Archaelogical site in SE Asia

Australian Centre for Asian Art and Archaeology

Fostering innovative teaching and research in Asian Art and Archaeology

Established in 2006, ACAAA coordinates, consolidates and expands teaching and research in modern Asian Art and Archaeology, and pre-modern art not previously covered in Australia.

ACAAA collaborates with research and teaching programs within the Faculty of Arts and Social Sciences - Art History, Asian Studies, Archaeology, History, Japanese, Korean, Chinese, Southeast Asian and Indian Subcontinental Studies – the Sydney School of Architecture, Design and Planning, the Sydney School of Education and Social Work, the Faculty of Science and the Sydney Conservatorium of Music.

ACAAA also cooperates widely with leading Asian and Australian institutions such as the Central Academy of Fine Arts in Beijing, The University of Tsukuba in Japan, The University of East Anglia, Norwich, the Authority for the Protection and Management of Ankgor and the Region of Siem Reap (APSARA) in Cambodia and the Ecole Francaise d'Extreme Orient in Siem Reap.

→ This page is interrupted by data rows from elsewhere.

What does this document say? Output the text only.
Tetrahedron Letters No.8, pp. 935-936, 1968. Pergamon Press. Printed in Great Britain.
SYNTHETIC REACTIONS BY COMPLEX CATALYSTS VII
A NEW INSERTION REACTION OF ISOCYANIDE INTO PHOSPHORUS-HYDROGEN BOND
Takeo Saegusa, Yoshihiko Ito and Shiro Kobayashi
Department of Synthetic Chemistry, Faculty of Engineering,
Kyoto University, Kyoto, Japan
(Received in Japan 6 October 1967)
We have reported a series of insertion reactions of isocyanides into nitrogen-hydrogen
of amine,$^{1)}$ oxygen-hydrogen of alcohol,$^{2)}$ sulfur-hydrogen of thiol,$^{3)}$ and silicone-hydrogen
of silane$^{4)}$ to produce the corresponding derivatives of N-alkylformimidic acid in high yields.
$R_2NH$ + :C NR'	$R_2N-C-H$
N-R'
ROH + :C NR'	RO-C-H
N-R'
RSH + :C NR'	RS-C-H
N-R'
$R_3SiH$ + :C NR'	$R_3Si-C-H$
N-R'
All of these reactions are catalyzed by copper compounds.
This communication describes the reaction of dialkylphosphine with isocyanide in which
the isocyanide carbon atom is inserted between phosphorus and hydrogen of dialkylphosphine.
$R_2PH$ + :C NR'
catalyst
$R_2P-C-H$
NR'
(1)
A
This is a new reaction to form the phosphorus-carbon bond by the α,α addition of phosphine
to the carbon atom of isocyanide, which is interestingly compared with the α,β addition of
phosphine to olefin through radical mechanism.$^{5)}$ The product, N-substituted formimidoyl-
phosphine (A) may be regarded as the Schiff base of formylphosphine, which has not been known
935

Past conferences have included Angkor: Landscape, City and Temple, and War Art in East Asia. ACAAA also led a number of ARC Grants and major publications in the field.

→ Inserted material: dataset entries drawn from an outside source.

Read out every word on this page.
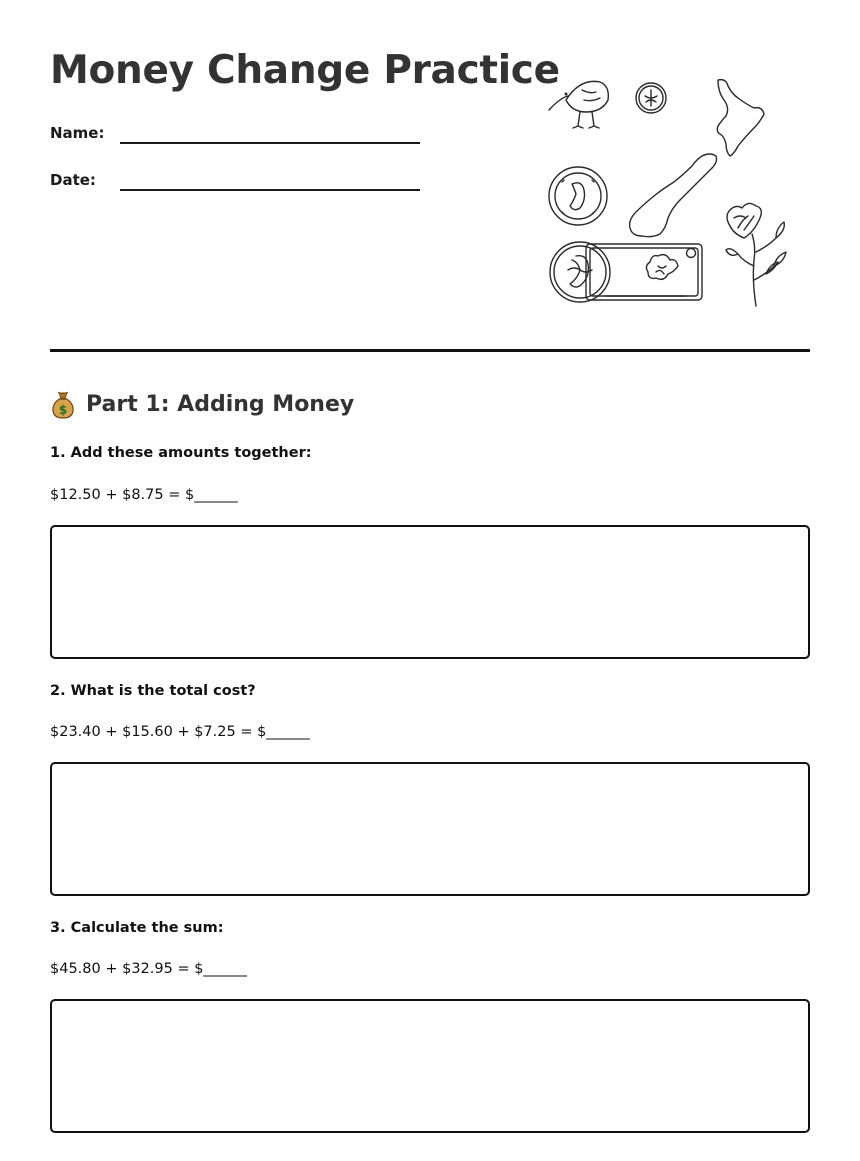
Money Change Practice
Name:
Date:
$ Part 1: Adding Money
1. Add these amounts together:
$12.50 + $8.75 = $______
2. What is the total cost?
$23.40 + $15.60 + $7.25 = $______
3. Calculate the sum:
$45.80 + $32.95 = $______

St Lee Annual Lecture in Asian Art and Archaeology

The Annual Lecture in Asian Art and Archaeology is endowed by Dr Lee Seng Tee, owner and director of Lee Industries, Singapore. Dr Lee Seng Tee has been a generous supporter of the Angkor Research Program at The University of Sydney.

Projects - Australian Research Council (ARC)

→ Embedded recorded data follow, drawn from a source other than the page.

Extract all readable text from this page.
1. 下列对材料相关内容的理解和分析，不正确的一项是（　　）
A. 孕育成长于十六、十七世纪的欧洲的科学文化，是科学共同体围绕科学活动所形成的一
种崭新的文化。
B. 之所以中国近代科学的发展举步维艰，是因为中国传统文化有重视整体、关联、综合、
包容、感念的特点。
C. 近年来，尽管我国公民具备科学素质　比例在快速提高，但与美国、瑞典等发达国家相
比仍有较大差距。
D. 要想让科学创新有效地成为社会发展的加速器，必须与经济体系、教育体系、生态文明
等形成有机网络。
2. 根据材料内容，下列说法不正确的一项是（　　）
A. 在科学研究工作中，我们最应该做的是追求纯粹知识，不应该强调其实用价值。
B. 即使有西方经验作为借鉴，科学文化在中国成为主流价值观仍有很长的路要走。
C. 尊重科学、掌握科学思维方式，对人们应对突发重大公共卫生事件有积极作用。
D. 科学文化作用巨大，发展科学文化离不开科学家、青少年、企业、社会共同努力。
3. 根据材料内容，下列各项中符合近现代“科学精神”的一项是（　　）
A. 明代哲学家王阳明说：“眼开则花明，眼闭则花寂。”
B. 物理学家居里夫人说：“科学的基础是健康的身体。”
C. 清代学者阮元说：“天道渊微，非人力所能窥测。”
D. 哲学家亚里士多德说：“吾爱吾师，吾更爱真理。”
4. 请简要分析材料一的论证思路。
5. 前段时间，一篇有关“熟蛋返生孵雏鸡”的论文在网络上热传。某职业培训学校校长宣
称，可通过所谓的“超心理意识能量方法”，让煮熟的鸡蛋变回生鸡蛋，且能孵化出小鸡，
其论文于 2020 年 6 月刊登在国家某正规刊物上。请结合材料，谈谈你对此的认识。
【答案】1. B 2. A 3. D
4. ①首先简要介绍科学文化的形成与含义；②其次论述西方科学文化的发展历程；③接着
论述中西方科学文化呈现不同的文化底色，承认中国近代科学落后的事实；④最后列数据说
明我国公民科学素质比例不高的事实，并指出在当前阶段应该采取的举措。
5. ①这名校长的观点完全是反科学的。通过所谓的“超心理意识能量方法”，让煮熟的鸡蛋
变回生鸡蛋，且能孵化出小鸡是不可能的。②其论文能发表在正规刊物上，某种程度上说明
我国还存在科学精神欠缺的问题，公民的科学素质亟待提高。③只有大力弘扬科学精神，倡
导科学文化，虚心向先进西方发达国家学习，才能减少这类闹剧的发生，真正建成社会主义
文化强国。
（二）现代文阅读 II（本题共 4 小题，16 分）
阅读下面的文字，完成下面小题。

ARC Linkage with the Australian Museum and the Batuan Project, Singapore: Professor Adrian Vickers and Emeritus Professor Peter Worsley, with Siobhan Campbell as APA-I.
Collecting Balinese Art

Professor John Clark, Australian Research Council Professorial Fellowship for five years (2008-2012), working on re-defining concepts of Asian Modernity on Art through historical analyses of the work of around twenty-five artists in five cohorts between the 1850s and 1980s across Asia. The Fellowship also funds a Junior Lectureship in Asian Art for five years.

Australian Research Council (Discovery Project): Professor Roland Fletcher, Professor Jeffery Riegel, Dr Martin King
Funding: AU$907,493
Partners: Ecole francaise d'Extreme-Orient (EFEO), University of Hawai’i-Manoa, National University of Singapore, Royal University of Fine Arts, Cambodia, Authority for the Protection and Management of Angkor and the Region of Siem Reap (APSARA)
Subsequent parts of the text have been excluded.